Sexual harassment and verbal/physical abuse came from surgeons, fellow residents
Women surgical residents suffer more mistreatment than men, which leads to a higher burnout rate and more suicidal thoughts among female residents, according to a new Northwestern Medicine study that surveyed trainees in all accredited 260 U.S. general surgical residency programs, published in the New England Journal of Medicine.
But when the study authors adjusted for the occurrence of mistreatment (discrimination, harassment, abuse), the rates of burnout were similar for men and women residents.
“The biggest driver of burnout was whether you experienced discrimination, abuse or harassment. The more you experienced it, the more likely you were to be burned out,” said senior author Karl Bilimoria, MD, vice chair and John Benjamin Murphy Professor of Surgery. “Mistreatment among female residents is what seems to explain their higher rates of burnout.”

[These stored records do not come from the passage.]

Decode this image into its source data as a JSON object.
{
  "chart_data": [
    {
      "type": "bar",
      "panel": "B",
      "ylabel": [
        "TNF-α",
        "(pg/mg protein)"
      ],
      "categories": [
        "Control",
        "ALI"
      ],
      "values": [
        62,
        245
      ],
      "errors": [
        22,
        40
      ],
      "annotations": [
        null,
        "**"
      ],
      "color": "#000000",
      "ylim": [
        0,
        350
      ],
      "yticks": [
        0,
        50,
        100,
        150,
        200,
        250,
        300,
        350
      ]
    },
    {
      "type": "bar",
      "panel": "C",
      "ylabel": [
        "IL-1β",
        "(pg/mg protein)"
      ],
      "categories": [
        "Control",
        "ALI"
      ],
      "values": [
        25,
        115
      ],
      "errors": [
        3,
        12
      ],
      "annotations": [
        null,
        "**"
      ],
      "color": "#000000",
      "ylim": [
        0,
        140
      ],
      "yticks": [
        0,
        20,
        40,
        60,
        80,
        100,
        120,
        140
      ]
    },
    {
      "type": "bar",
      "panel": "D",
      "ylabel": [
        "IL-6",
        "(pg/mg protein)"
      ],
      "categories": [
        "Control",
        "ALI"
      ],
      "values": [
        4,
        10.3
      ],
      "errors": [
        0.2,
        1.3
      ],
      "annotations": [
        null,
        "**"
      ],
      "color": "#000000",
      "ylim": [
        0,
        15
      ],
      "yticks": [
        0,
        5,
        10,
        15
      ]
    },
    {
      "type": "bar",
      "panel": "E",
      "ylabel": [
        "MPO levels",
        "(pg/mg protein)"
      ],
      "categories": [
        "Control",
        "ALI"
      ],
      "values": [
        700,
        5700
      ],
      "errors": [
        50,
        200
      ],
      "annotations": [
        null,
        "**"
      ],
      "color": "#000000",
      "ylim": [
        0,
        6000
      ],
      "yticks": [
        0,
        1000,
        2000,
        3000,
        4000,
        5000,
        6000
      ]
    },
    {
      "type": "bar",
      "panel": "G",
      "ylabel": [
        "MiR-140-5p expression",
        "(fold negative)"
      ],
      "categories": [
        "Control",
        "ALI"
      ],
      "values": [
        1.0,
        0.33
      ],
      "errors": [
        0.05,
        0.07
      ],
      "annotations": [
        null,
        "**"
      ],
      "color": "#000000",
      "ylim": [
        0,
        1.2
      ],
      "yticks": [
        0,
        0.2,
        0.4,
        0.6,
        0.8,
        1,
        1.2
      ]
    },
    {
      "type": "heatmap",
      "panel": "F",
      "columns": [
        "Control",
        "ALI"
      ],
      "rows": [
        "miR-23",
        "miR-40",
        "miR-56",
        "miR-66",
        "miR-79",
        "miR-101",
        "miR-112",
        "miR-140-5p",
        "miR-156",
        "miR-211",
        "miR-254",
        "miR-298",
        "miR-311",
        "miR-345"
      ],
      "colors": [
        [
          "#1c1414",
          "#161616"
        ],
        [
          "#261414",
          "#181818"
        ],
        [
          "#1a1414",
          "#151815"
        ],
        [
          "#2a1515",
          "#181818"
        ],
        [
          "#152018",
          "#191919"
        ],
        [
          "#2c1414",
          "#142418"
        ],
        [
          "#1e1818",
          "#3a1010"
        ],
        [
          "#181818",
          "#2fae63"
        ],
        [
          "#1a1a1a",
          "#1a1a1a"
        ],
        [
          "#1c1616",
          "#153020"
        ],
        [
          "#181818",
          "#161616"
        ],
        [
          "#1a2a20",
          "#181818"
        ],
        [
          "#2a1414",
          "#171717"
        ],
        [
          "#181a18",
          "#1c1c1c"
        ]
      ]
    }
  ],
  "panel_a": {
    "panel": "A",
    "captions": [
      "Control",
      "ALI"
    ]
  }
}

Bilimoria is also the director of the Surgical Outcomes and Quality Improvement Center and a member of the Robert H. Lurie Comprehensive Cancer Center of Northwestern University.
While verbal abuse primarily arose from other surgeons, gender and racial discrimination came mostly from patients and their families, the survey showed.
Patients frequently mistook the female physician for a nurse. Or patients thought the female physician wasn’t qualified enough and wanted to see a male resident or student who may have been be more junior, the researchers found. Patients often refused to see residents of a certain racial background or made racially demeaning comments to the resident physicians.
Sexual harassment, verbal/physical abuse and pregnancy/childcare discrimination primarily came from the attending surgeons and other residents.
Female residents were told they should not have children during the residency training. Sexual harassment by patients included suggestive comments and inappropriate touching and jokes.
“I’m struck by the frequency of this mistreatment and how much of an impact it has on resident burnout,” Bilimoria said, noting this mistreatment is a problem throughout medicine and society. “Clearly, there is a tremendous need to improve the learning environment to protect the well-being of our trainees.”
Some symptoms of burnout examined on the survey are: feeling fatigued when you get up in the morning and have to face another day on the job; feeling you’ve become more callous toward people since you began residency; not caring what happens to some patients; and treating some patients as if they were impersonal objects.
An estimated 7,400 residents from all 262 residency programs across the U.S. took the survey (a striking 99% response rate), which was appended to the annual American Board of Surgery In-Training Exam.
Among the study findings:
- More than 50% of all general surgery residents reported some form of mistreatment.
- 65% of women reported gender discrimination
- 20% of women reported sexual harassment
- 5.3% of women surgical residents had suicidal thoughts in the last year compared to 3.9% of men (~2.5% in general population)
- 17% of residents reported racial discrimination
“This is a pretty high percentage of people experiencing mistreatment, and this is detrimental to the development of emotionally healthy surgeons who function effectively. We need them to get the best training to become great doctors,” Bilimoria said. “We need to improve in each one of these areas.”
On a positive note, some residency programs had low rates of mistreatment events, the survey showed.
“That suggests improvement is possible,” Bilimoria said. “Some programs are doing this well and others can learn from them.”
‘You have the worst harassment in the country’
The residency programs won’t find out how they fared in this research, but a new study will change that. The second trial, for which Bilimoria and colleagues have recruited more than 200 programs, will give half the programs their performance data. Then, investigators will give program leaders an evidence-based toolkit to improve. The toolkit will be based on the investigators’ visits of up to 40 programs to see what they do well to reduce these issues.
“We will give residency programs a report that shows their performance, and they may find they have the highest rate of burnout or sexual harassment in the country,” Bilimoria said. “Then they will be able to use that data to focus improvement efforts. Programs are not uniformly good or bad. Just because you have a high rate of sexual harassment doesn’t mean you have a high rate of gender discrimination. Hopefully, giving programs these data will allow them to focus on their weaknesses and really improve.”
Yue-Yung Hu, MD, MPH, assistant professor of Surgery in the Division of Pediatric Surgery and Ryan Ellis, MD, MS, a surgical resident, are first co-authors on the paper.
The study was supported by funding from the American College of Surgeons, Accreditation Council for Graduate Medical Education and the American Board of Surgery.